MUMBAI: As of now there seems to be no light at the end of the tunnel in the altercation between multiplexes and Hindi film producers and distributors. In what has been the worst phase in the history of the film industry, the disagreement between the two parties is being sceptically looked upon by industry professionals in the chain.
Industry professionals Businessofcinema.com spoke to opine that the strike should be called off at the earliest and that they should unite to tackle other bigger issues plaguing the film industry like entertainment tax and piracy.
The Hindi film industry provides employment to thousands of people and each and everyone who is connected to it is eagerly waiting for the strike to end.
Speaking to Businesofcinema.com, director Kabir Khan, who is ready with his film New York, is waiting for the strike to be called off so that he can release his film and then start on his next.
He says, "We are ready with the film but are just waiting for things to get sorted out because at the end of the day everyone suffers. The public too will lose the interest of coming to the theatres if this carries on. The strike has delayed the release of many films because of which at the end of the day everyone suffers."
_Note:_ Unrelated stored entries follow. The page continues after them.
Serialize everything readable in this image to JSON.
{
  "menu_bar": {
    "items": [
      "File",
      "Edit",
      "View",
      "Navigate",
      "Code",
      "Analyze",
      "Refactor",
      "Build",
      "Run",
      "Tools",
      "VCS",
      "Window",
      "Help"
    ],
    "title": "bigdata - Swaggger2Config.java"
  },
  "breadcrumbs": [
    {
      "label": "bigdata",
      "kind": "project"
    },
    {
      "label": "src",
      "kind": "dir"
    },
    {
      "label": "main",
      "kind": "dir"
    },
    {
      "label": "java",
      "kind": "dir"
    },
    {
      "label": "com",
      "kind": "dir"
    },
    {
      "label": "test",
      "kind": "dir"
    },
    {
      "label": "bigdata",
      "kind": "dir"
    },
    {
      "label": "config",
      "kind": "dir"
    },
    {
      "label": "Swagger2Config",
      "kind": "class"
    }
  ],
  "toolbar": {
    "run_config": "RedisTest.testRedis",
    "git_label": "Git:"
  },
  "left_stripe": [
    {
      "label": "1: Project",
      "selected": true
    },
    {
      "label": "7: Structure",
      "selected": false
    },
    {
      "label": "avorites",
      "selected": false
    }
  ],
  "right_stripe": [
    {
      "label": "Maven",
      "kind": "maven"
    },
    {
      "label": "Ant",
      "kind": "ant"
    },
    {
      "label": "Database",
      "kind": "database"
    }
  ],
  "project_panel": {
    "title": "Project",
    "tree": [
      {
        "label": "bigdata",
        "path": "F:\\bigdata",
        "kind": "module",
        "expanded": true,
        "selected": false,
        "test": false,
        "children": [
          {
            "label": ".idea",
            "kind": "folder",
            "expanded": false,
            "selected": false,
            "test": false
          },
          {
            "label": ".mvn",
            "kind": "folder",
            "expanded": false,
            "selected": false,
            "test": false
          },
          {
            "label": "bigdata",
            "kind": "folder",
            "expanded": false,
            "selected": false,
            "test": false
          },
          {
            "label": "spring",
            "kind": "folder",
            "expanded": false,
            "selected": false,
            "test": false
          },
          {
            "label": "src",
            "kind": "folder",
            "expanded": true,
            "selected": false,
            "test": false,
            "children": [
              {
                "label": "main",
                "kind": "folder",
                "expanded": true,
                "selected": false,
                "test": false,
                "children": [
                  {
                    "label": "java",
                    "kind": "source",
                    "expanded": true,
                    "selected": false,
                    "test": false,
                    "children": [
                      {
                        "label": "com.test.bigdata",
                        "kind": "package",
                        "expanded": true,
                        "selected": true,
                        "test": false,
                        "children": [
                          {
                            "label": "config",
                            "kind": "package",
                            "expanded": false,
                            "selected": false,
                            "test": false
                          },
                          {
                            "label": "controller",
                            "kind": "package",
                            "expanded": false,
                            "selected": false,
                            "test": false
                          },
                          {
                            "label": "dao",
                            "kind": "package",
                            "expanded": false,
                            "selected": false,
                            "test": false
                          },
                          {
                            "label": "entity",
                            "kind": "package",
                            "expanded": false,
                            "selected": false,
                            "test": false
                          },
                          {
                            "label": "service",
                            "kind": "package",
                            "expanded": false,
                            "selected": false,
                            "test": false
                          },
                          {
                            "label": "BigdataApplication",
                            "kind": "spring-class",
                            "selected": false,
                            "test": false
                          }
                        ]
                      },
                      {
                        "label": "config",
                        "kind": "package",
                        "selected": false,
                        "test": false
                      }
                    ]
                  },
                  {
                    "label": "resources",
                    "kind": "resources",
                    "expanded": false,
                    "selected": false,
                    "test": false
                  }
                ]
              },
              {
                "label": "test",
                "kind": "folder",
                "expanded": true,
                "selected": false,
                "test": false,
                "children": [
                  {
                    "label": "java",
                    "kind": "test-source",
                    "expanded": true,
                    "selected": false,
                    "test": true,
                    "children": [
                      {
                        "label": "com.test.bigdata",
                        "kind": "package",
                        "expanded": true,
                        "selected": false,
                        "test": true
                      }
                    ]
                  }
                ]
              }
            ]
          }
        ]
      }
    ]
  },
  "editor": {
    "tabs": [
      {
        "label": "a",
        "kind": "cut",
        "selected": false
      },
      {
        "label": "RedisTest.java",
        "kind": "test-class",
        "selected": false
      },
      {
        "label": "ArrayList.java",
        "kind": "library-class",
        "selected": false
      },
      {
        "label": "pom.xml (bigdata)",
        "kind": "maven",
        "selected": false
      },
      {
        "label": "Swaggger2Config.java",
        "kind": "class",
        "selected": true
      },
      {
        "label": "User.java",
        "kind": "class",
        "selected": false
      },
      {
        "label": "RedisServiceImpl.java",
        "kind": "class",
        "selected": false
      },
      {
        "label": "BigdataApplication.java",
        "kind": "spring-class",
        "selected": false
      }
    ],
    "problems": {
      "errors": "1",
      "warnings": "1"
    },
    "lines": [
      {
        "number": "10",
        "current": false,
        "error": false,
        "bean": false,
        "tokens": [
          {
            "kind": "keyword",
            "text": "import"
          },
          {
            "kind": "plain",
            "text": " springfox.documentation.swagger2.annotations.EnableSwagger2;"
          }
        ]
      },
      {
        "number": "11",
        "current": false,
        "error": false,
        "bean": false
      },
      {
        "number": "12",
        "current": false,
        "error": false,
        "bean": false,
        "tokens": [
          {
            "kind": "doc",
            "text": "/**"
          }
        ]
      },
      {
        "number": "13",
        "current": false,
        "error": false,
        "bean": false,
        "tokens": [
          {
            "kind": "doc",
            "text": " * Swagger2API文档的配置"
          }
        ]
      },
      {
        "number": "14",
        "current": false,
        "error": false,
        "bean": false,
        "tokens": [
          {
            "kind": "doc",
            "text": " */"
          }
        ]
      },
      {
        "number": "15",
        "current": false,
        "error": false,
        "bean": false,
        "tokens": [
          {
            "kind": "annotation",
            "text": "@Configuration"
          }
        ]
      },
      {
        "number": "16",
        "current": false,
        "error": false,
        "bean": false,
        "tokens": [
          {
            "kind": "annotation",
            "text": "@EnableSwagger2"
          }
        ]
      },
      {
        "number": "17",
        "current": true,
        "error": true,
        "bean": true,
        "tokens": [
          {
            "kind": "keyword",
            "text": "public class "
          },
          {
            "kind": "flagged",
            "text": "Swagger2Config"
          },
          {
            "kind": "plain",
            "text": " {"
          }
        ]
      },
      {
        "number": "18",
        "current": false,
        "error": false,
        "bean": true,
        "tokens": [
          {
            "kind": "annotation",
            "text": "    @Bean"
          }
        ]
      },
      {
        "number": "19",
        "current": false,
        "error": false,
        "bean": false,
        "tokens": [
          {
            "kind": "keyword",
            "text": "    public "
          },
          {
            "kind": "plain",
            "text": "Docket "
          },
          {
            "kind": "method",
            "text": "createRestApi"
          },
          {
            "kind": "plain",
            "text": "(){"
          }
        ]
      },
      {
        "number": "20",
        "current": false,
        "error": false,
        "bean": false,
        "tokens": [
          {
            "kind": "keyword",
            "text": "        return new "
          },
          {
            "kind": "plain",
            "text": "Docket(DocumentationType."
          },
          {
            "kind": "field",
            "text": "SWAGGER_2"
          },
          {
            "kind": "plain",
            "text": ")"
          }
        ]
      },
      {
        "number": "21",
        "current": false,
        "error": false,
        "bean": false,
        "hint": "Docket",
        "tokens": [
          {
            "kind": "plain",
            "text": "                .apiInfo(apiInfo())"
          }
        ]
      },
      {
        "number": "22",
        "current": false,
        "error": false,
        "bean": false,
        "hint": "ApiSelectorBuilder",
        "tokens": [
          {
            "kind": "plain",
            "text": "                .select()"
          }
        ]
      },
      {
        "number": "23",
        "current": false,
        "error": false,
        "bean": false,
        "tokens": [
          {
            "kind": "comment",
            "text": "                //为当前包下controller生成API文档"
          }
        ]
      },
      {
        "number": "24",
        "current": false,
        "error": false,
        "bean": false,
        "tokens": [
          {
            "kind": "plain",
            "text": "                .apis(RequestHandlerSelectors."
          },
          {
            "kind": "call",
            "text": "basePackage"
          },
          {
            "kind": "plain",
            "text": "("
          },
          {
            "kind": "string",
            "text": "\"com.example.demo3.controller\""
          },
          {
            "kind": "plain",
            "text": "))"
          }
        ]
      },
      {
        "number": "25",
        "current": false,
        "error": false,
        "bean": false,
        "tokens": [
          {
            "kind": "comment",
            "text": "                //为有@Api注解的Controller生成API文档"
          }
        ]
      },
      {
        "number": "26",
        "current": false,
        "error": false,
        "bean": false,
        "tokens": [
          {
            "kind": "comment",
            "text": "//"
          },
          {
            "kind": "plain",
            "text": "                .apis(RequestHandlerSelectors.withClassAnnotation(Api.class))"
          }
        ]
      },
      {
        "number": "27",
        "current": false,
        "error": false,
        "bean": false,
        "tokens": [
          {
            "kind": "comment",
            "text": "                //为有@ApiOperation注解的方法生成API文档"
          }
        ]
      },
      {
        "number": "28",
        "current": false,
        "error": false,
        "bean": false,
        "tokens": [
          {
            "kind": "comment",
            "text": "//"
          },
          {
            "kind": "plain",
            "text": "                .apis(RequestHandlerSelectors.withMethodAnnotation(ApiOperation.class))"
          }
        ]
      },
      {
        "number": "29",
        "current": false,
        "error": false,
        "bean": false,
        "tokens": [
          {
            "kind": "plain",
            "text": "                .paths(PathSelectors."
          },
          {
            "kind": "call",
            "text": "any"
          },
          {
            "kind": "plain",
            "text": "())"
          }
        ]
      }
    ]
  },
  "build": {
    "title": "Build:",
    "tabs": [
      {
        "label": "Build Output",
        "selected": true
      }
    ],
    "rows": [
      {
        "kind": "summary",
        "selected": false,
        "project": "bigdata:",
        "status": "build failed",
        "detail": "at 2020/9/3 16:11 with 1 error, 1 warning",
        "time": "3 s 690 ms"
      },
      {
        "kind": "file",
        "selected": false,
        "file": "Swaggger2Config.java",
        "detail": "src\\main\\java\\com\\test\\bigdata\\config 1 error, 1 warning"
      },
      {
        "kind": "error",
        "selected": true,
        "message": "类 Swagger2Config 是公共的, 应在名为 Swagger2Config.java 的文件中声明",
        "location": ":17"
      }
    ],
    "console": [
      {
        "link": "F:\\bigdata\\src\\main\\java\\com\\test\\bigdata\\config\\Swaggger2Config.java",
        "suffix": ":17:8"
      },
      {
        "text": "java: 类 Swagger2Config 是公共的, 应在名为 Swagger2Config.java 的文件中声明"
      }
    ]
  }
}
Fashion designer Neeta Lulla too thinks that this fight should come to an end now. "A lot of productions have come to a standstill, there are not many new project starting work right now because of the ongoing strike," she says.
On the other hand, art director Bijon Das Gupta is of the opinion that though the strike could be one of the reasons for new projects coming to a standstill, the major reason was the recession, which started much before the tussle. A lot of money in the industry has been blocked because of which film deals are getting cancelled. He adds, "As if the recession and the films not doing well was not enough, the strike is another addition to the plight that the industry is now facing. Both the parties are losing out a lot and in the process it is affecting the people working for the industry."
He further says, "I see a lot of unity among the producers for the first time. This just goes to show that they have been really stressed about this problem. Having said that, personally I feel they are wasting so much time and losing out on a lot of revenue in the bargain."
Cameraman Baba Azmi also hopes that things get resolved soon so that people get to see films since it’s the holiday season and movies are one of the biggest form of entertainment for the public. He says that the multiplexes’ idea of buying the films and releasing them themselves is not the solution. He says, "That is definitely not going to work."
Concurring with Azmi, music composer Suleman opines, "If that is what the multiplexes think will work then they are wrong because there will be no quality cinema then. If they don’t come to an agreement then they are going to suffer big time."
According to Suleman, 50 per cent is a very fair deal. Showing his solidarity to producers, he says, "I know the kind of effort and money that goes into making a movie or just shooting a song and the fate of the film is decided in those three hours on a Friday. The producers lose out a lot more money than the multiplexes do if a film does not do well."
Bijon adds, "The multiplexes are not losing as much as the producers do because they have other ways of getting revenue. For example a bottle of mineral water, which costs Rs 10 outside costs about Rs 30 – 40 in a multiplex. The same stands true for coffee, tea and popcorn. We pay around Rs 75 for the car park, so why don’t they pay the producers what they are asking for?"
However, action director Mahendra Verma says that the issue has now become a clash of egos. He says, "Everyone is suffering because films are ready but they are not releasing so finances have stopped rolling and there is less work happening."
Singer Udit Narayan says that films and filmmaking is a joint effort. "We need to work in unity and sort out the differences as soon as possible because it is very difficult to survive alone without the support of the other."
Steady-cam operator Nitin Rao, on the other hand, feels that whoever is strong at the moment will fight for it but it’s the small time filmmakers who are suffering the most.
However all of them concur on the point that it’s about time both parties sorted out their differences and got together to fight bigger issues like questioning the government about the amount of entertainment tax piracy that is being paid to them and combating piracy. According to a recent industry report by ASSOCHAM, the government currently collects over Rs 15 billion as entertainment tax from consumers. Besides, the issue of tackling movie and music piracy should be top agenda as that is burning a hole into all the sectors in the entire value chain.
While one can only wait and watch what the outcome of the revenue sharing tussle will be, what remains to be seen is whether the industry comes together to fight larger issues plaguing the film industry as fervently as they have fought this one.